2. Others replace existing optics with new distribution that may widen beam spread and make an old fixture look new. (See Figure 2 below.)
3. An almost revolutionary version looks like a thick (roughly 1⁄2 inch) acrylic diffuser, which also contains the LEDs, their driver, and a quick connector. In troffers, it replaces the existing lens, diffuser, or louver, while allowing the existing lamps and ballast to remain in the fixture. Doing so avoids labor to remove them and disposal cost, while allowing reversion to the original condition if the LED unit fails.
(Figure 1. LED retrofit kits that work with existing optics utilize strips of LEDs mounted on aluminum extrusions attached to the body of a fixture. A tubular diffuser slips into slots in the extrusion. Figure 2. Some LED retrofit kits replace existing optics with new distribution that may widen beam spread and make an old fixture look new. Note infrared motion and light sensors at the left end of the unit.)

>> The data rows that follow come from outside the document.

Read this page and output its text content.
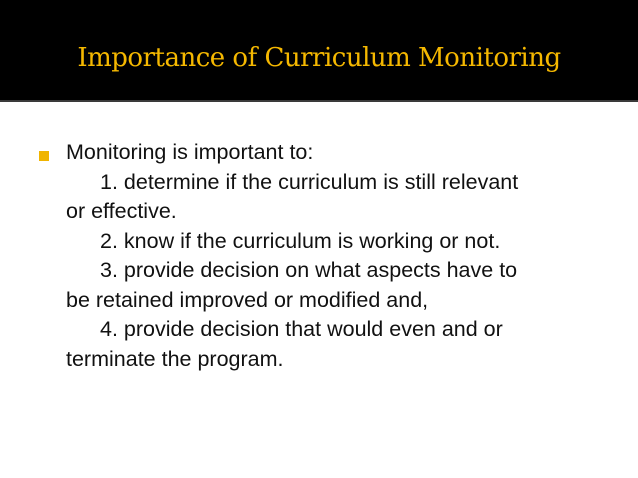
Importance of Curriculum Monitoring
Monitoring is important to:
1. determine if the curriculum is still relevant
or effective.
2. know if the curriculum is working or not.
3. provide decision on what aspects have to
be retained improved or modified and,
4. provide decision that would even and or
terminate the program.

All are available with built-in dimming drivers, and versions of the first two may include occupancy sensors. In Figure 2, note the infrared motion and light sensors at the end of the unit. Compatibility with existing or proposed dimmers should be field tested before bulk purchasing. In all cases, verify that beam angle is acceptable via a test in a typical room, and that weight and stability will not compromise the existing fixture’s mounting.
Depending on the wording of local energy codes, retrofit kits may not (like new fixtures) trigger requirements for installation of bi-level or occupancy controls, but utility rebate rules may reward them almost as much. Sharp facility managers may find opportunities by closely reading the wording of both.
Many kit manufacturers claim their units can be installed in five minutes or less. Some involve multiple parts while others are pre-assembled units. Not all will fit into every type of existing fixture, though many are designed to fit those already mounted in standard hung ceiling T-bars. Familiarize technicians with the installation procedure of a proposed kit in a sample fixture while it’s on a work bench, before trying to do so from a ladder. Time how long a sample takes to install, and note any issues or modifications needed to make a kit work. If installation looks problematic, move on to another brand.